It's not every day you see the Ministry of Defense of Iran (technically, "The Ministry of Defense and Support for the Armed Forces of the Islamic Republic of Iran, as successor in interest to the Ministry of War of the Government of Iran") as the plaintiff-appellant in a Ninth Circuit appeal. But it happens here.
It's a complex matter, both procedurally and substantively. Basically, in 1990, Iran assassinated Dr. Cyrus Elahi in Paris, and his brother subsequently got a default judgment against Iran in federal district court in D.C. for $311.7 million. Then, of course, came the tough part: collecting.

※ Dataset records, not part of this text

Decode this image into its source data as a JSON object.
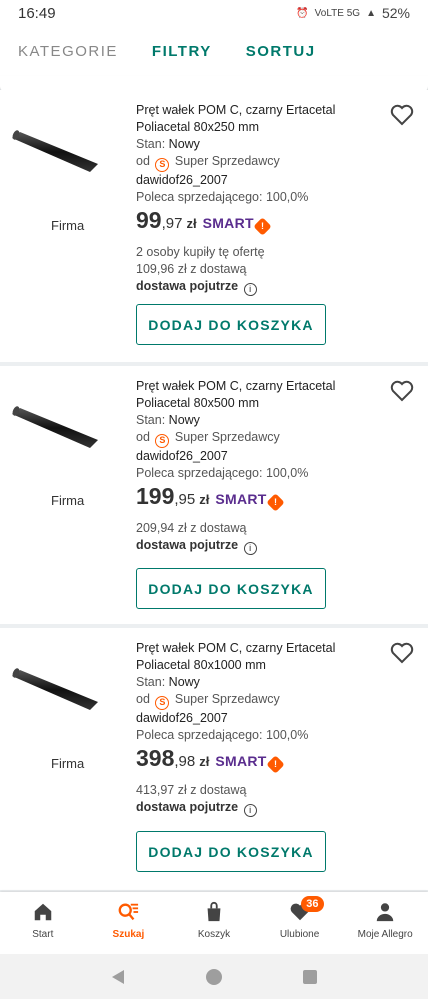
{
  "status_bar": {
    "time": "16:49",
    "network": "VoLTE 5G",
    "battery": "52%"
  },
  "tabs": [
    {
      "label": "KATEGORIE"
    },
    {
      "label": "FILTRY"
    },
    {
      "label": "SORTUJ"
    }
  ],
  "listings": [
    {
      "title": "Pręt wałek POM C, czarny Ertacetal Poliacetal 80x250 mm",
      "condition_label": "Stan:",
      "condition": "Nowy",
      "from_label": "od",
      "seller_type": "Super Sprzedawcy",
      "seller": "dawidof26_2007",
      "recommend": "Poleca sprzedającego: 100,0%",
      "seller_kind": "Firma",
      "price_int": "99",
      "price_dec": ",97",
      "currency": "zł",
      "smart": "SMART",
      "buyers": "2 osoby kupiły tę ofertę",
      "delivery_price": "109,96 zł z dostawą",
      "delivery_time": "dostawa pojutrze",
      "button": "DODAJ DO KOSZYKA"
    },
    {
      "title": "Pręt wałek POM C, czarny Ertacetal Poliacetal 80x500 mm",
      "condition_label": "Stan:",
      "condition": "Nowy",
      "from_label": "od",
      "seller_type": "Super Sprzedawcy",
      "seller": "dawidof26_2007",
      "recommend": "Poleca sprzedającego: 100,0%",
      "seller_kind": "Firma",
      "price_int": "199",
      "price_dec": ",95",
      "currency": "zł",
      "smart": "SMART",
      "delivery_price": "209,94 zł z dostawą",
      "delivery_time": "dostawa pojutrze",
      "button": "DODAJ DO KOSZYKA"
    },
    {
      "title": "Pręt wałek POM C, czarny Ertacetal Poliacetal 80x1000 mm",
      "condition_label": "Stan:",
      "condition": "Nowy",
      "from_label": "od",
      "seller_type": "Super Sprzedawcy",
      "seller": "dawidof26_2007",
      "recommend": "Poleca sprzedającego: 100,0%",
      "seller_kind": "Firma",
      "price_int": "398",
      "price_dec": ",98",
      "currency": "zł",
      "smart": "SMART",
      "delivery_price": "413,97 zł z dostawą",
      "delivery_time": "dostawa pojutrze",
      "button": "DODAJ DO KOSZYKA"
    }
  ],
  "bottom_nav": [
    {
      "label": "Start",
      "icon": "home-icon"
    },
    {
      "label": "Szukaj",
      "icon": "search-list-icon"
    },
    {
      "label": "Koszyk",
      "icon": "bag-icon"
    },
    {
      "label": "Ulubione",
      "icon": "heart-icon",
      "badge": "36"
    },
    {
      "label": "Moje Allegro",
      "icon": "person-icon"
    }
  ],
  "colors": {
    "accent": "#00796b",
    "brand": "#ff5a00",
    "smart": "#5a2d8e"
  }
}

The brother did a variety of things, and got some money from the U.S. government, but then -- and this is what gave rise to the appeal -- sought to attach a $2.8 million judgment that Iran had obtained in the ICC against Cubic (for, not surprisingly, refusing to deliver weapons to the new government after the Iranian revolution).
I'll spare you the complicated procedural history (including a trip up to the Supremes), though it's actually an interesting case. In the end, Judge Betty Fletcher decides that the attachment was valid under section 201 of the Terrorism Risk Insurance Act of 2002, and Judge Fisher dissents.
Not your usual, run-of-the-mill appeal.
P.S. - How'd you like to go around and tell your friends "Guess who I represented today? The Ministry of Defense of Iran." Not many attorneys can (truthfully) say that. But Anthony J. Van Patten and Mina Almassi (whose last name is misspelled by the Ninth Circuit as "Amassi") have precisely such a client.
Which kicks my butt. The largest foreign government I ever represented was Gabon. Though, in my defense, unlike here, I won. That said, the Gabonese Republic is perhaps a tiny bit more sympathetic than the Ministry of Defense of Iran.